El coronel le dirigió una mirada amenazadora y dijo:
– Si no lo siente, ya lo sentirá.
Cruzó la sala. Al llegar a la puerta abierta gritó un nombre que sonó como Frank y algo más. ¿Frank Lynn? Jack le siguió, sin estar seguro.
Al llegar al umbral vio al individuo con pinta de criollo de la gasolinera de Exxon, que salía de otro velatorio. «Mierda, seguro que era él.» El del pelo alisado que se había puesto el otro día delante del coche fúnebre y no había dicho nada.
El coronel volvió a llamarlo por su nombre. Era «Franklin». Y luego empezó a hablar deprisa en castellano, acabando con una pregunta. El tipo frunció el ceño sin cambiar mucho la expresión y dijo en castellano:
– ¿Cómo?
El coronel volvió a hablar en castellano y luego se interrumpió y dijo en inglés:
– ¿Es éste el que trajo a Amelita de Carville, o no?… Amelita, la chica, ayer.

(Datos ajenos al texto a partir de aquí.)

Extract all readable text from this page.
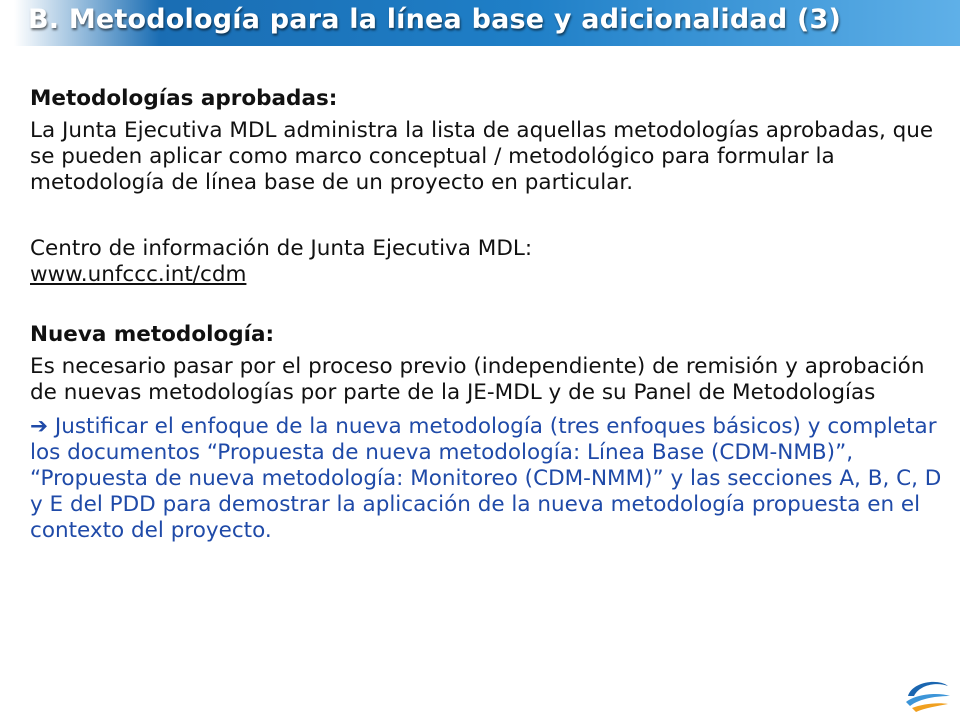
B. Metodología para la línea base y adicionalidad (3)

Metodologías aprobadas:

La Junta Ejecutiva MDL administra la lista de aquellas metodologías aprobadas, que se pueden aplicar como marco conceptual / metodológico para formular la metodología de línea base de un proyecto en particular.

Centro de información de Junta Ejecutiva MDL:
www.unfccc.int/cdm

Nueva metodología:

Es necesario pasar por el proceso previo (independiente) de remisión y aprobación de nuevas metodologías por parte de la JE-MDL y de su Panel de Metodologías

➔ Justificar el enfoque de la nueva metodología (tres enfoques básicos) y completar los documentos “Propuesta de nueva metodología: Línea Base (CDM-NMB)”, “Propuesta de nueva metodología: Monitoreo (CDM-NMM)” y las secciones A, B, C, D y E del PDD para demostrar la aplicación de la nueva metodología propuesta en el contexto del proyecto.
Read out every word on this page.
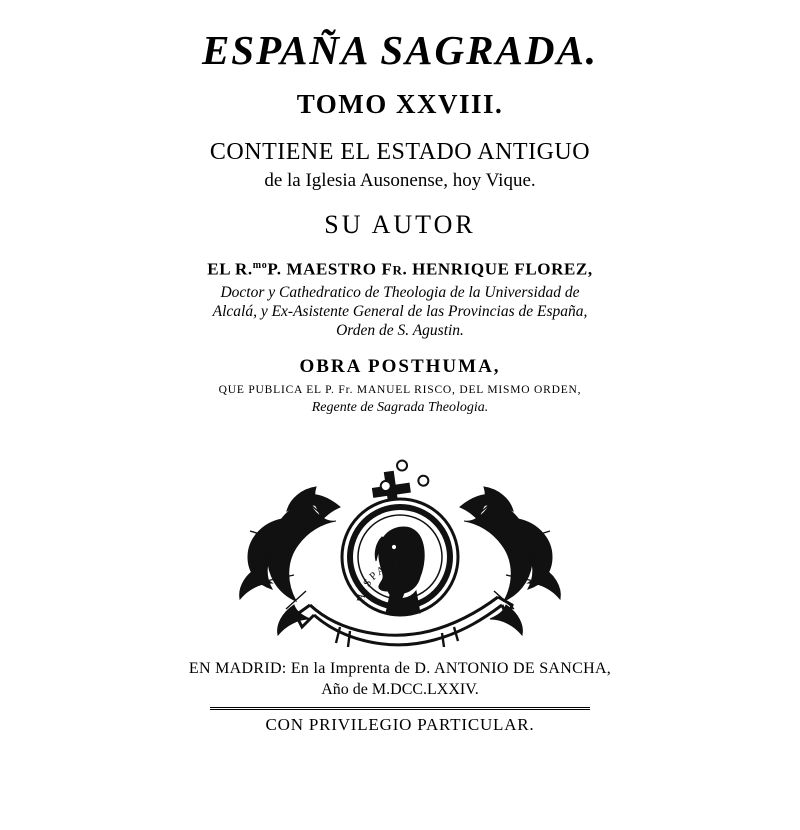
ESPAÑA SAGRADA.
TOMO XXVIII.
CONTIENE EL ESTADO ANTIGUO
de la Iglesia Ausonense, hoy Vique.
SU AUTOR
EL R.$^{mo}$P. MAESTRO FR. HENRIQUE FLOREZ,
Doctor y Cathedratico de Theologia de la Universidad de
Alcalá, y Ex-Asistente General de las Provincias de España,
Orden de S. Agustin.
OBRA POSTHUMA,
QUE PUBLICA EL P. Fr. MANUEL RISCO, DEL MISMO ORDEN,
Regente de Sagrada Theologia.
HISPANIA
EN MADRID: En la Imprenta de D. ANTONIO DE SANCHA,
Año de M.DCC.LXXIV.
CON PRIVILEGIO PARTICULAR.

Jack vio que aquel tipo fijaba los ojos en él y le sostenía la mirada, tan inexpresivo como el día anterior, cuando había salido del coche y había pasado junto a él, con aquella mirada muerta que no decía nada.
Franklin finalmente dijo:
– Sí, es el mismo que conducía el coche. Pero no sé si dentro iba la chica.
Había algo extraño. Aquel individuo tenía un acento distinto. Jack no abrigaba la menor duda de que era de algún lugar de Nicaragua. Pero ¿por qué le costaba entender al coronel en castellano, si ambos eran de allí?
– No nos dejó mirar dentro del coche para ver si estaba.
– ¡Ya basta! -El coronel le hizo callar y se encaró con Jack-. Usted fue a Carville. Recogió un cadáver. Bueno, ¿dónde está?
– ¿Quién dice que fui a Carville?
– Lo dice Franklin. Le acaba de oír.
– Creo que Franklin se equivoca. ¿De dónde es?
– ¿Cómo que de dónde es? De Nicaragua. ¿De dónde pensaba que era?
– No lo sé -dijo Jack-. Por eso se lo he preguntado. ¿Cuánto tiempo lleva aquí?